33 The Austrian Government maintains that the first sentence of the fourth subparagraph of Article 33 TP 8 pursues a twofold objective. First, it is intended to ensure for Austrian residents equal tax treatment, regardless of the borrower's nationality, and the place where the loan is contracted. Secondly, it seeks to overcome the fraudulent concealment by borrowers residing in Austria of the existence of loans contracted by means of a written instrument, that kind of fraud being made easier by the national tax authority's difficulties in establishing that the loan contract was indeed set down in writing in another Member State.

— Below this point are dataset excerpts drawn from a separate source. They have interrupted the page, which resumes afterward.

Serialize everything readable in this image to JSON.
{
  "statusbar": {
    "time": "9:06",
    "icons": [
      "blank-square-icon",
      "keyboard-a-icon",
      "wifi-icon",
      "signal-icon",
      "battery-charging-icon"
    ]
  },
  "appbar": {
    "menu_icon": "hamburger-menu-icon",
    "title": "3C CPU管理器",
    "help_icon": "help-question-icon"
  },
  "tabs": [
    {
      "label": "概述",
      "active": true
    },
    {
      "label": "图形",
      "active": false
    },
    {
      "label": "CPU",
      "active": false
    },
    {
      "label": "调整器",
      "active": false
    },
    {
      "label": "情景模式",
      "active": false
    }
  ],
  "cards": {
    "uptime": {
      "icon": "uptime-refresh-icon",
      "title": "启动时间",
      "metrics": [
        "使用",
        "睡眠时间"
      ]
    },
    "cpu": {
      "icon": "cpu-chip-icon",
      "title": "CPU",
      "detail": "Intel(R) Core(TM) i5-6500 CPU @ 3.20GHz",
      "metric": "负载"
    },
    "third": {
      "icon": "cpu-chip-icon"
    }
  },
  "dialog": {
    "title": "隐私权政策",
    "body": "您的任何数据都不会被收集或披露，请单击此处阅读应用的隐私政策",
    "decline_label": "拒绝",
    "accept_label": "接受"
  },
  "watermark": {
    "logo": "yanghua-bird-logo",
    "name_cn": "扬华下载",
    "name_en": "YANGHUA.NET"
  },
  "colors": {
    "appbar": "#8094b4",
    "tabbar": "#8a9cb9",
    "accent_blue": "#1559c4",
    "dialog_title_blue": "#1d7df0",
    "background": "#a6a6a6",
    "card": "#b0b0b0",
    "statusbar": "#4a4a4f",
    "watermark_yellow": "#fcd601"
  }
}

34 As regards the first argument, it is sufficient to observe that, inasmuch as it discriminates between Austrian residents according to whether they take out a loan without its being recorded in any written instrument in Austria or they do so in another Member State, the provision at issue in the main proceedings runs counter to the objective pursued, which is to ensure equal tax treatment of natural and legal persons resident in Austria, irrespective of the place where they contract loans.
35 As regards the second argument, as the Advocate General points out at paragraph 94 of his Opinion, the provision at issue in the main proceedings is not apt to prevent fraud by borrowers resident in Austria.
36 Accordingly, a provision such as the first sentence of the fourth subparagraph of Article 33 TP 8 of the GebG cannot be justified with reference to the measures mentioned in Article 73d(1)(b) of the Treaty.
37 There is therefore no need to examine whether that provision satisfies the requirements of Article 73d(3) of the Treaty and the second paragraph of Article 4 of the Directive.
38 Under those circumstances, the reply to be given to the first question must be that Articles 73b(1) and 73d(1)(b) of the Treaty preclude a provision of national law such as the first sentence of the fourth subparagraph of Article 33 TP 8 of the GebG.
Costs
39 The costs incurred by the Austrian and Portuguese Governments and by the Commission, which have submitted observations to the Court, are not recoverable. Since these proceedings are, for the parties to the main proceedings, a step in the proceedings pending before the national court, the decision on costs is a matter for that court.
On those grounds,
THE COURT
(Sixth Chamber),
in answer to the questions referred to it by the Verwaltungsgerichtshof by order of 18 December 1997, hereby rules:
1. Articles 73b(1) and 73d(1)(b) and (3) of the EC Treaty [now Articles 56(1) EC and 58(1)(b) and (3) EC] are to be interpreted as not precluding the imposition of duty, under a national provision such as the first subparagraph of Article 33 Tarifpost 8 of the Gebührengesetz, on loans contracted in another Member State.
2. Articles 73b(1) and 73d(1)(b) of the Treaty preclude a provision of national law such as the first sentence of the fourth subparagraph of Article 33 Tarifpost 8 of the Gebührengesetz.